I'm thinking that maybe the internal test tones in the Yamaha are intended to be calibrated at 85db. Have you tried another calibration method like the test tones on a THX dvd? My _guess*_ is that those test tones will register at the proper level.


----------



## salvasol (Oct 31, 2006)

thxgoon said:


> I'm thinking that maybe the internal test tones in the Yamaha are intended to be calibrated at 85db.


I don't think so because the first time (before I had the external amp) the reading after the YPAO calibration was correct "75.0db" at reference.:yes:



> If should have. YPAO doesn't know the difference of what else is in the chain, it adjusts the trim levels acording to the SPL present at the mic.

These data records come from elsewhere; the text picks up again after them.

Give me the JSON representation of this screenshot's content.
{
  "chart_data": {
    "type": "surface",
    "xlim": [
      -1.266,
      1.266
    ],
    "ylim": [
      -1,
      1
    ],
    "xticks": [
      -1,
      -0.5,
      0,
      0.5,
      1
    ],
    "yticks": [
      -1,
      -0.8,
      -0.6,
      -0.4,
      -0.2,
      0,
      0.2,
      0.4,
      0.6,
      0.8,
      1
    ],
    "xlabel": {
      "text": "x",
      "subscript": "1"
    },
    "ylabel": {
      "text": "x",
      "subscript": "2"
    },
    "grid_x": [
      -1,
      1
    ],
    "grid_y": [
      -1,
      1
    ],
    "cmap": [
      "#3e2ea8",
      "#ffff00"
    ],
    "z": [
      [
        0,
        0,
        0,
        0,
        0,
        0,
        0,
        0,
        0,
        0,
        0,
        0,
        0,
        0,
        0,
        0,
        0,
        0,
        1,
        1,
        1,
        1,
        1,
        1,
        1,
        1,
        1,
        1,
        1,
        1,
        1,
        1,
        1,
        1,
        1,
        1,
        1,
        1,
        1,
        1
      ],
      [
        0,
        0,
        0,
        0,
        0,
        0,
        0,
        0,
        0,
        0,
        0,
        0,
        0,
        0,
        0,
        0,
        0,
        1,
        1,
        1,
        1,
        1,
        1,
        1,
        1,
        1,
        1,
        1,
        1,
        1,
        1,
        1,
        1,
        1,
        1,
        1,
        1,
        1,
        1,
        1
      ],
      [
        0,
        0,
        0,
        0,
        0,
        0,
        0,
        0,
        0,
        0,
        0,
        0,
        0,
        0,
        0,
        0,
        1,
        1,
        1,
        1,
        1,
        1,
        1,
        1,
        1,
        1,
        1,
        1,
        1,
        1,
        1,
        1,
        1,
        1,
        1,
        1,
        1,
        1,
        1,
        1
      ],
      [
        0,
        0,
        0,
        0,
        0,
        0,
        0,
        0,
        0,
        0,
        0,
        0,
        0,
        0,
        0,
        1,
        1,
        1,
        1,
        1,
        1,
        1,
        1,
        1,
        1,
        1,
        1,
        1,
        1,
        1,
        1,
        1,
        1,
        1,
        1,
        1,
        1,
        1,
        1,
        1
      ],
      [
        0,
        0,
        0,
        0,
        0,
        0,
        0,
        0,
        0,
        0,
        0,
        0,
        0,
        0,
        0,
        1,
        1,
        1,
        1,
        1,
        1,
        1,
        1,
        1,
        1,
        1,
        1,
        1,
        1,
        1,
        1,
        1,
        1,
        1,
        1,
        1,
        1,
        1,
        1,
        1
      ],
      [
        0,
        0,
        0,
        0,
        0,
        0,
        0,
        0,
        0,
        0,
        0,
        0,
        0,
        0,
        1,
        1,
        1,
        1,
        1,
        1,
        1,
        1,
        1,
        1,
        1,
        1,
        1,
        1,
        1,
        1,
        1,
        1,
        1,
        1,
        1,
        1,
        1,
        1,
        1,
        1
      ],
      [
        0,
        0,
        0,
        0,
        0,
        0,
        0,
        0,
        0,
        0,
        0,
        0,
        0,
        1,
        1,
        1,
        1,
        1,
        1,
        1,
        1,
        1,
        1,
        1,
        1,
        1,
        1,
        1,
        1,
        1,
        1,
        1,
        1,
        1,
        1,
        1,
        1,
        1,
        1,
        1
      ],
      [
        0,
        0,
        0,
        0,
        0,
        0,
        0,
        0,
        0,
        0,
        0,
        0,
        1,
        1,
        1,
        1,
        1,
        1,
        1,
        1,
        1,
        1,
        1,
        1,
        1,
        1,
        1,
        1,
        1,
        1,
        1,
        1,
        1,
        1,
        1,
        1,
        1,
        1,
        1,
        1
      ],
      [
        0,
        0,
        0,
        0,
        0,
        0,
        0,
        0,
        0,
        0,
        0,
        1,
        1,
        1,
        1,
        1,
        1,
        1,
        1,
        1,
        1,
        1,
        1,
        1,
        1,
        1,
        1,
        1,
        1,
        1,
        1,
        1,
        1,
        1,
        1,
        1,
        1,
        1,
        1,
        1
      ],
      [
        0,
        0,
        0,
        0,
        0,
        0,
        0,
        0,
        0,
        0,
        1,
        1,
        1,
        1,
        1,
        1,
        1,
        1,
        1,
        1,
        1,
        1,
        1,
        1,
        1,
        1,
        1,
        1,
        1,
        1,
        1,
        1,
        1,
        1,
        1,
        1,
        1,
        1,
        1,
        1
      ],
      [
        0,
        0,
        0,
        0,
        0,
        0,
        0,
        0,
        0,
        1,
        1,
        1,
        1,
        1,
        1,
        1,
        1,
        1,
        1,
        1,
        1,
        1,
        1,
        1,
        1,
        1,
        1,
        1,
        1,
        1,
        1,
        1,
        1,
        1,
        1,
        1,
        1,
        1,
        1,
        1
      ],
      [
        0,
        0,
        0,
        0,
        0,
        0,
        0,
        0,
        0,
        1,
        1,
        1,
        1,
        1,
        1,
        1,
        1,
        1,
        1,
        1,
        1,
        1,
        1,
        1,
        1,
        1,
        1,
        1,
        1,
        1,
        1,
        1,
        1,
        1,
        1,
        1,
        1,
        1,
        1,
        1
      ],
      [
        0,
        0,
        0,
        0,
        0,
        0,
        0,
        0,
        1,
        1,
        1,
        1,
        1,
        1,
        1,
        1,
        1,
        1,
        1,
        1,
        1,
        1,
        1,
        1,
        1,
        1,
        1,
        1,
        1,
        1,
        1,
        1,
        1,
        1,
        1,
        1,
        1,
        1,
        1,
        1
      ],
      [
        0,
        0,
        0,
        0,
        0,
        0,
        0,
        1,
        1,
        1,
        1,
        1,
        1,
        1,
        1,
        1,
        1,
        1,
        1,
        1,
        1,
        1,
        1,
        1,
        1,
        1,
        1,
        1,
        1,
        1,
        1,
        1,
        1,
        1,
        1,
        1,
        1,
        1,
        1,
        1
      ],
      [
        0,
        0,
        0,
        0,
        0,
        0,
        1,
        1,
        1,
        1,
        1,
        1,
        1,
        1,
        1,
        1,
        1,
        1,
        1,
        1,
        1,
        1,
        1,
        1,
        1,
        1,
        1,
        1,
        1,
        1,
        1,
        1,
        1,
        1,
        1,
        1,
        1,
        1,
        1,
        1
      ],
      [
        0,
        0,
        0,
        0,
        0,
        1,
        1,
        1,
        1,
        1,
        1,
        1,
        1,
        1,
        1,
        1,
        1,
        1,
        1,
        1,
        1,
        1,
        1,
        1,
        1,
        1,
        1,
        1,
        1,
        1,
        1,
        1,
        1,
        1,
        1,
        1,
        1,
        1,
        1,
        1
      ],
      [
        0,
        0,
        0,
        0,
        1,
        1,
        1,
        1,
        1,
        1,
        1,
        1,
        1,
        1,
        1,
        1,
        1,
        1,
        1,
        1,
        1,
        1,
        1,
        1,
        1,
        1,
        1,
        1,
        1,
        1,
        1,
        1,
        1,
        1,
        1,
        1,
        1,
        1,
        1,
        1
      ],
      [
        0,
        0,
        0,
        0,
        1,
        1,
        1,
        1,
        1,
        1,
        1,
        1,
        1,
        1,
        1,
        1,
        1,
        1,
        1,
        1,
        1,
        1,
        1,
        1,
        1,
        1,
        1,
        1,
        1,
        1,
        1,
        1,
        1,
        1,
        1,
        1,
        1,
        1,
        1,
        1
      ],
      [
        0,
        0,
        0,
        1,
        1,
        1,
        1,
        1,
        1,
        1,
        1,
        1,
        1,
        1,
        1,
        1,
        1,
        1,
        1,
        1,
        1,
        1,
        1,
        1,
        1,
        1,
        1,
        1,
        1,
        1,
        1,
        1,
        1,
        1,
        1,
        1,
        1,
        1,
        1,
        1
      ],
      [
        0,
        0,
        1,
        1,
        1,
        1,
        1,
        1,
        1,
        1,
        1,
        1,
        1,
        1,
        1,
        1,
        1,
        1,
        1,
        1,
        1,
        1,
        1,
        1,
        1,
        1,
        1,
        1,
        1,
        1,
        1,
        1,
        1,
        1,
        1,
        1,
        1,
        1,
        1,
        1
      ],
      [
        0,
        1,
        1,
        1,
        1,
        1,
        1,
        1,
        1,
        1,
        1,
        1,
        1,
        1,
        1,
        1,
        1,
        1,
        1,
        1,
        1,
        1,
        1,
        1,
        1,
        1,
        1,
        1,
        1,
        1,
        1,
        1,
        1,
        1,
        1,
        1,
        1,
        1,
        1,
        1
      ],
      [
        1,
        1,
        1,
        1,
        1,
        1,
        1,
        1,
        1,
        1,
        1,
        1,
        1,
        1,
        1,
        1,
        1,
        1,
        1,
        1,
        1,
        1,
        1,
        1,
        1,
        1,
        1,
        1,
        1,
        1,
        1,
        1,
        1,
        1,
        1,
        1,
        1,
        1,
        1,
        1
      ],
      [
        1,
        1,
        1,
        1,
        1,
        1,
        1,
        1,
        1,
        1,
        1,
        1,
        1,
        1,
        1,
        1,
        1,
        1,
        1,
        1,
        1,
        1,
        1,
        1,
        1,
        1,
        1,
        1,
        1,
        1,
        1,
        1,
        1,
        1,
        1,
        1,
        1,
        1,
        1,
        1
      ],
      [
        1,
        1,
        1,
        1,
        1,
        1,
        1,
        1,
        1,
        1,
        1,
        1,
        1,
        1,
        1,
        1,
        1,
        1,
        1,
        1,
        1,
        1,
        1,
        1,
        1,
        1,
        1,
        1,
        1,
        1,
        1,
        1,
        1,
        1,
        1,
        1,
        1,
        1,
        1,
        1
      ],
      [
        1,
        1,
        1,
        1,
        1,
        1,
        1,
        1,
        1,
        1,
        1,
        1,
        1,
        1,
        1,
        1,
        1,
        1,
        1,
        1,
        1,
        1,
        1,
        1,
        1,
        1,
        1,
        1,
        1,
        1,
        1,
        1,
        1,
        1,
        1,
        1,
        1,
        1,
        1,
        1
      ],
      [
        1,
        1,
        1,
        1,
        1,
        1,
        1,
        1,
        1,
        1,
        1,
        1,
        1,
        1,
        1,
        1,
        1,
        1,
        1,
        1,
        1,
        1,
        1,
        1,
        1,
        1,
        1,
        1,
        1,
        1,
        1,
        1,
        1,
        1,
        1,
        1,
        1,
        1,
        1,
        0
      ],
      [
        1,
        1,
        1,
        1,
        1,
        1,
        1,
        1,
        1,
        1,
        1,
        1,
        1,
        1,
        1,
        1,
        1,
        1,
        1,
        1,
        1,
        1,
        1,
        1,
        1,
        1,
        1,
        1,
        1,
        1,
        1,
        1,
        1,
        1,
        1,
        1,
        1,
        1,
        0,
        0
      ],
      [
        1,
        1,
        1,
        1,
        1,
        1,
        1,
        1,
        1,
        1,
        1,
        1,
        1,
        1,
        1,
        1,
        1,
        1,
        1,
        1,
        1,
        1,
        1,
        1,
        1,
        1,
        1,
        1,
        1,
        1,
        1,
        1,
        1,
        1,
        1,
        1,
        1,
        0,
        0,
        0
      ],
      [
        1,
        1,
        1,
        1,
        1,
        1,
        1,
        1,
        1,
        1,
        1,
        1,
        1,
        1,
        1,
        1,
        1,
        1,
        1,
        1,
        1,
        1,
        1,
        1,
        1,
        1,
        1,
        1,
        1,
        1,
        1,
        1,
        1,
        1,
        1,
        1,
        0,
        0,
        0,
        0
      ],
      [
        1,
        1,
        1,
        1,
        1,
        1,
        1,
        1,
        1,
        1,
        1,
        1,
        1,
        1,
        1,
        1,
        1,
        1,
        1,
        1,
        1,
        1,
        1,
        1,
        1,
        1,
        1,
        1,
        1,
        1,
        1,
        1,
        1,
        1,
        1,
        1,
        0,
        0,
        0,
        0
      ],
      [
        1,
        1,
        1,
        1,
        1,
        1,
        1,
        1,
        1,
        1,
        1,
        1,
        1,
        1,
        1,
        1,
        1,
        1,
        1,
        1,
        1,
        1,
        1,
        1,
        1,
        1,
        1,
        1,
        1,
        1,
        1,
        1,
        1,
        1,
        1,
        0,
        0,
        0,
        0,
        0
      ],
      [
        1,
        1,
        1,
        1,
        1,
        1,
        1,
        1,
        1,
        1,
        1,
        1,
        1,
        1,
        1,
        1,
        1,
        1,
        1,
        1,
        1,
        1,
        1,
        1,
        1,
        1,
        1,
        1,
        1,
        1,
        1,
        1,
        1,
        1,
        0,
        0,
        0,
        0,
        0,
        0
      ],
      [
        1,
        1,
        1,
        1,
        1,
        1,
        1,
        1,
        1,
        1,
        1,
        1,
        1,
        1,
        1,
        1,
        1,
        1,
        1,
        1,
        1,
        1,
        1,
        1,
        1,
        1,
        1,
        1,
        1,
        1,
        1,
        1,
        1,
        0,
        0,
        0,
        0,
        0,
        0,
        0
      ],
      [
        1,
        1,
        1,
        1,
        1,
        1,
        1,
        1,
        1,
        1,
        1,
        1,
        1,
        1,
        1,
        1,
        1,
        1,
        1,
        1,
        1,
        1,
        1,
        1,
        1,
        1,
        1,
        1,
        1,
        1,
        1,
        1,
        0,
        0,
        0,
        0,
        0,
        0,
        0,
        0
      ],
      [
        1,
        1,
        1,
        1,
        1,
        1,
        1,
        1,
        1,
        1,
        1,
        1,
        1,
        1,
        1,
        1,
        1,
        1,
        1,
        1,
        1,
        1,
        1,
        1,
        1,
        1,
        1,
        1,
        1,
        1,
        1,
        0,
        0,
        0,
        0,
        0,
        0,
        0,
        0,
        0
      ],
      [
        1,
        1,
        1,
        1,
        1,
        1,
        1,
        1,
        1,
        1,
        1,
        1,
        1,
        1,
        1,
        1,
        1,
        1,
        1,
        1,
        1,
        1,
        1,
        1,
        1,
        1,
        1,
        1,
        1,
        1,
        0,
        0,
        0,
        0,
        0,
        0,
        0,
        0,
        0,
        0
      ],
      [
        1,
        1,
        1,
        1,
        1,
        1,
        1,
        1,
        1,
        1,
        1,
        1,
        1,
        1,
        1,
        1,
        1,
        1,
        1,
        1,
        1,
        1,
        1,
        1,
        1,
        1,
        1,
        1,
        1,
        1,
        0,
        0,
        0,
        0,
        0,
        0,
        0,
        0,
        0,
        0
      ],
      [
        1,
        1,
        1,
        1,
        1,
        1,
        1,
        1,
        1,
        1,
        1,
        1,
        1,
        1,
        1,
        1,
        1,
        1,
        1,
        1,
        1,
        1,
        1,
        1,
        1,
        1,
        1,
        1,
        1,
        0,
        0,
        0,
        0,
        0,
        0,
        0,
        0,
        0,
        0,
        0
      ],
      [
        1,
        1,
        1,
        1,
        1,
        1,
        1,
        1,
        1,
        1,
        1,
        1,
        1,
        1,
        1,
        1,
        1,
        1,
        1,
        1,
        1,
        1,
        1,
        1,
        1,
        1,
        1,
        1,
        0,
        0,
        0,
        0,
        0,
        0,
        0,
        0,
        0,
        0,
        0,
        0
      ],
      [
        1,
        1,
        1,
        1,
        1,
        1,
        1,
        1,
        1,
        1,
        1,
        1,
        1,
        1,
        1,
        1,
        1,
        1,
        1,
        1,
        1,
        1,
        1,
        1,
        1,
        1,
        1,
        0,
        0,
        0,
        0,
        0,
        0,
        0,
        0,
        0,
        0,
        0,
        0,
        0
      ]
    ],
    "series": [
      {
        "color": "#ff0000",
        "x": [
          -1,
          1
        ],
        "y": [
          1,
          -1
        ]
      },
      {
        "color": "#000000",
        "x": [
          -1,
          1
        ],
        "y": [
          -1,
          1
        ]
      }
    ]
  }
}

That's what I think ... somehow YPAO adjusted the speaker level to have the same output at reference, and doesn't have to be 75.0db (the speaker readings were 85.0db at reference):yes:



> Have you tried another calibration method like the test tones on a THX dvd? My _guess*_ is that those test tones will register at the proper level.


Not yet, I haven't really got time to play ... I will use DVE to double check the settings :bigsmile: (I also have the THX optimizer to compare) :yes:


----------



## 3dbinCanada (Sep 13, 2012)

Prof. said:


> The YPAO is notoriously inaccurate for setting speaker levels..
> I only use it to set up initially for delays and speaker distances, and then set all my speaker levels manually with the volume trims to read 75db..


Interesting.. YPAO has set all my speakers within 0.5db of one another. I couldn't be happier


----------



## Prof. (Oct 20, 2006)

That post was a long time ago..Later models may be more accurate in setting levels..


----------